Graz/Zagreb/Murau (9. Mai 2012) Ob das geht? Eine Brücke zwischen Komusina in der kroatischen Gespanschaft Pozega und dem idyllischen obersteirischen Murau zu spannen? Europa macht es möglich: In Begleitung ihres Bezirkshauptmannes Dr. Wolfgang Thierrichter kam ein aus drei Generationen bestehender Chor in das ORF-Landesstudio, um den Abschlussabend des steirischen Europatages mit zu gestalten. Der Chor erschien in prachtvoller kroatischer Tracht, und er kam aus Murau, wie Gernot Rath, der Moderator des Abends zur Überraschung vieler der zahlreichen Gäste preisgab. Was jetzt? Kroaten? Oder doch Steirer?
Es sind waschechte Kroatinnen und Kroaten. Und: es sind waschechte Steirerinnen und Steirer. Rath löste das Rätsel, in dem er von den kroatischen Wurzeln der Chormitglieder berichtete, die nach den Wirren der Jugoslawienkrise in der Steiermark ansässig wurden. "Heute sind sie hier heimisch, sie leben aber ihre Traditionen auch zur Freude des Publikums weiter."
Als Gastgeber des Abends mahnte Landesrat Dr. Christian Buchmann die europäische Dimension ein und machte deutlich, dass Europa mehr als ein Friedensprojekt sein müsse: "Wir brauchen Wachstum und wir müssen dafür sorgen, dass Sicherheitsdenken zu echter Stabilität führt. Kroatien gelte als ein erweiterter Heimmarkt für die steirische Wirtschaft und viele Arbeitsplätze in der Steiermark hängen direkt mit der Kooperation mit unserem südlichen Nachbarn zusammen. Deshalb liegt der Schwerpunkt der Arbeit im Europaressort heuer auf Kroatien. Kroatien zählt bereits jetzt zu den wichtigsten Exportmärkten der Steiermark. Ich sehe aber für die Zukunft noch weiteres Potenzial für Kooperationen in wirtschaftlicher, aber auch in kultureller Hinsicht.
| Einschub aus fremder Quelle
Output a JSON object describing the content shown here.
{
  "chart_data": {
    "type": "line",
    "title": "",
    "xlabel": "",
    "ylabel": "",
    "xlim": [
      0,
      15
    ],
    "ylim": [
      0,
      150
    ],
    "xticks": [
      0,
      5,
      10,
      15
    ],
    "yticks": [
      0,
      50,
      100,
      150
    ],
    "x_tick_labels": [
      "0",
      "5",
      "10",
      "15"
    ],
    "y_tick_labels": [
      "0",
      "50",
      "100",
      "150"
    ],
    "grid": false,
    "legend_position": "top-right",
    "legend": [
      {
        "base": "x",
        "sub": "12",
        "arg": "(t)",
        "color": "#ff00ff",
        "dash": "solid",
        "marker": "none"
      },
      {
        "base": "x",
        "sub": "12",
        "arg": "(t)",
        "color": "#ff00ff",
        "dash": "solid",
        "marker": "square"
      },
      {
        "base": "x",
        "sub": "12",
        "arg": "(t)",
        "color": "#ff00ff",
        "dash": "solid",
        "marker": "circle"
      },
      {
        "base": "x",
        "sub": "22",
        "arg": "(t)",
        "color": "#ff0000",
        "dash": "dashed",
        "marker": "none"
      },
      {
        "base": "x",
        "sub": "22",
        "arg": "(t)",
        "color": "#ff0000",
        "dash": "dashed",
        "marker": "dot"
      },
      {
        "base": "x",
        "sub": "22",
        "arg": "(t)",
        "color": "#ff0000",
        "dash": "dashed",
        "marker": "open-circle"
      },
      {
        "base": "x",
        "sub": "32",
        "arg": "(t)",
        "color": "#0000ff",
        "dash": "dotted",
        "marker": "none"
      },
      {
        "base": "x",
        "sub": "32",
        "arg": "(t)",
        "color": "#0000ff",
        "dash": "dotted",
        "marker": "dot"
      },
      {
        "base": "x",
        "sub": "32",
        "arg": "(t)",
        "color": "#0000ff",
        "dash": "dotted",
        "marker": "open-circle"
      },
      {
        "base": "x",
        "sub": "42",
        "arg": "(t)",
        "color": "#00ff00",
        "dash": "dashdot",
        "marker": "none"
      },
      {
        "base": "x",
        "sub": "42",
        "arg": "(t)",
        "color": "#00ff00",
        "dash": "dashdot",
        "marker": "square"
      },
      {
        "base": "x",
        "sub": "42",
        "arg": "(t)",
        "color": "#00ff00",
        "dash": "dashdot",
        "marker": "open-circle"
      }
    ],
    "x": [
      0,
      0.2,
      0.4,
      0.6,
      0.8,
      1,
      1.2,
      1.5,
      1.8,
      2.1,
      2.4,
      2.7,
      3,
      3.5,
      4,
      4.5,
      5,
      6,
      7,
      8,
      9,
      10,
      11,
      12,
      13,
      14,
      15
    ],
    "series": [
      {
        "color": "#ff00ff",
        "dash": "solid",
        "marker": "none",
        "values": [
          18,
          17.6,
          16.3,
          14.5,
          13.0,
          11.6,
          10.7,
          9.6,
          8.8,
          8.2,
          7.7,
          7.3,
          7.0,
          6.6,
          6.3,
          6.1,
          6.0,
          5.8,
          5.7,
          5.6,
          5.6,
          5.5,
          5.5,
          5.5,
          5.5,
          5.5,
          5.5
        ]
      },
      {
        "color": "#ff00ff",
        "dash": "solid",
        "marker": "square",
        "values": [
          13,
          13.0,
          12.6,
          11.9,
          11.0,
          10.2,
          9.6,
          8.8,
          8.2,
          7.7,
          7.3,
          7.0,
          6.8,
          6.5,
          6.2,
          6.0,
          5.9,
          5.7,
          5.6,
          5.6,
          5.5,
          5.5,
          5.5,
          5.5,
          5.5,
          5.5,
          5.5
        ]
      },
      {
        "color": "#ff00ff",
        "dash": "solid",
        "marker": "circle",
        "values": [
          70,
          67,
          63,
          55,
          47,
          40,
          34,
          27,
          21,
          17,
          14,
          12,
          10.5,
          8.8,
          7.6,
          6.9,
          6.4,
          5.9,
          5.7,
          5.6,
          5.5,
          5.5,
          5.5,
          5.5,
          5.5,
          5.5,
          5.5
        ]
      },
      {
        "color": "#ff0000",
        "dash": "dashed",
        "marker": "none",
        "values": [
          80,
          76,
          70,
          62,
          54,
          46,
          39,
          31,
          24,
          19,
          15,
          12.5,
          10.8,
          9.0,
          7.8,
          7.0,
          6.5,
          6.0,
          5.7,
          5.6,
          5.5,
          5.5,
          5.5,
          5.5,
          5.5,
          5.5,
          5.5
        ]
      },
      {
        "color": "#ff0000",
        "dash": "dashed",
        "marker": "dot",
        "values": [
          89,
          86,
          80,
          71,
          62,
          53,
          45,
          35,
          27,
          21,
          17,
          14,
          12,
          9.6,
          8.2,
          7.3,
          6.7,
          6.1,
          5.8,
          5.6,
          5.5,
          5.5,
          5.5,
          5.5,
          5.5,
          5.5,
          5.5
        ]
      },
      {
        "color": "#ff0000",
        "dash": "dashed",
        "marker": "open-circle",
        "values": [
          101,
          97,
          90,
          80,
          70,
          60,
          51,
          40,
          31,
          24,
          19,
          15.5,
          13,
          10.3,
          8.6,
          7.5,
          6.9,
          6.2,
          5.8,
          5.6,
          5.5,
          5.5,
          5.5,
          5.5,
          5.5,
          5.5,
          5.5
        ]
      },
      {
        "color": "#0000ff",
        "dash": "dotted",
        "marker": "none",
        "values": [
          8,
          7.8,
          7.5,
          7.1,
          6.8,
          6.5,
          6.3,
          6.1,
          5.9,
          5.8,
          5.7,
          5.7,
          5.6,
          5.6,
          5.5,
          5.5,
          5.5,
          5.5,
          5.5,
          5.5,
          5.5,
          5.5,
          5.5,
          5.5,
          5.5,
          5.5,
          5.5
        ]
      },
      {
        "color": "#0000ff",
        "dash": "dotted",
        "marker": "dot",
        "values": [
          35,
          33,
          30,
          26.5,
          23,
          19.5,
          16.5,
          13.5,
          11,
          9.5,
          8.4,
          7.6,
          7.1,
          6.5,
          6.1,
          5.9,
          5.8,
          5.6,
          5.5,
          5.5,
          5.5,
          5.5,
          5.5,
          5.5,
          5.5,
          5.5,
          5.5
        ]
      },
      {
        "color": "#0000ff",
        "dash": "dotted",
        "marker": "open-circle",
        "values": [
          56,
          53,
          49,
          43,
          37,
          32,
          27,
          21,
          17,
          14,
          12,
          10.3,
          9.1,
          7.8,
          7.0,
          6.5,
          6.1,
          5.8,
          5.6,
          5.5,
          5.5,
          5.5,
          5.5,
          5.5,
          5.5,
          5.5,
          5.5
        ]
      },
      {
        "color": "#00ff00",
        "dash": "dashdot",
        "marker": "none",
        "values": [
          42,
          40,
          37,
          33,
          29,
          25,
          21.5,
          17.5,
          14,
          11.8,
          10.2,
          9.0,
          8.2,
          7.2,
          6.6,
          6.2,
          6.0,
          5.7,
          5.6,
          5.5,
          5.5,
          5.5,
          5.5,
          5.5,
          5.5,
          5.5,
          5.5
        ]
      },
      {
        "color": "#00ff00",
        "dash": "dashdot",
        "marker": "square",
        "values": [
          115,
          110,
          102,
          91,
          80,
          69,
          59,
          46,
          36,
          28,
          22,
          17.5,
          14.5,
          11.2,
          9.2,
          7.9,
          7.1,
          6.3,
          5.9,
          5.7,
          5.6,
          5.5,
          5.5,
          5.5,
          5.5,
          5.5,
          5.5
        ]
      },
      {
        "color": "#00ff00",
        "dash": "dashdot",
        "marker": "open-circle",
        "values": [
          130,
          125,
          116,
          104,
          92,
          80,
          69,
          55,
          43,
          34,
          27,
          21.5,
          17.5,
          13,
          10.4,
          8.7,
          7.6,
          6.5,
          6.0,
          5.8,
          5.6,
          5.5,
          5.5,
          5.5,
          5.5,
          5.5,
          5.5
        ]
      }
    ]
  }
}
Dieses Potenzial gilt es zu nutzen", so Landesrat Buchmann.
Der Direktor des ORF-Landesstudios, Gerhard Draxler, wies in seinen Grußworten auf zwei Jubiläen hin, die in einem engen Konnex zu Kroatien stünden: "Das als 'Alpen-Donau-Adria' gegründete Magazin ist heuer 30 Jahre alt geworden, und seit 20 Jahren gibt es 'Nachbar in Not'." Draxler war es auch, der daran erinnerte, dass Europa manchmal zu technokratisch daherkomme, es fehle "oft genug die emotionale Komponente". Nun, davon sollte an diesem Abend doch Einiges kommen.
Geteilte Vergangenheit mündet in gemeinsamer Zukunft
Nadežda Čačinović, Professorin am Ästhetik-Institut der Agramer Universität und Präsidentin des kroatischen PEN-Clubs, bezog klare Positionen: "Wir haben zwar eine geteilte Vergangenheit, aber wir haben nunmehr eine gemeinsame Zukunft", schrieb sie den Skeptikern ins Stammbuch. Der Kern der kroatischen Sehnsucht bestand aus einem Keim der Friedenshoffnung und dem Wunsch nach einer harten Schale namens sozialer Sicherheit, und es war nicht leicht, den langen Weg dorthin angesichts verordneter nachbarlicher Abkürzungen zu verstehen. Da gab es schon auch Verärgerung von Zagreb bis Split, die es nun auf den letzten Metern in Richtung eines vereinten Europa zu überwinden gelte. "Unser Ziel ist das zusammen Handeln, nicht nur der Staaten und Regionen, sondern das zusammen Arbeiten der Einzelnen. Täglich und stündlich!", forderte sie zum Tun.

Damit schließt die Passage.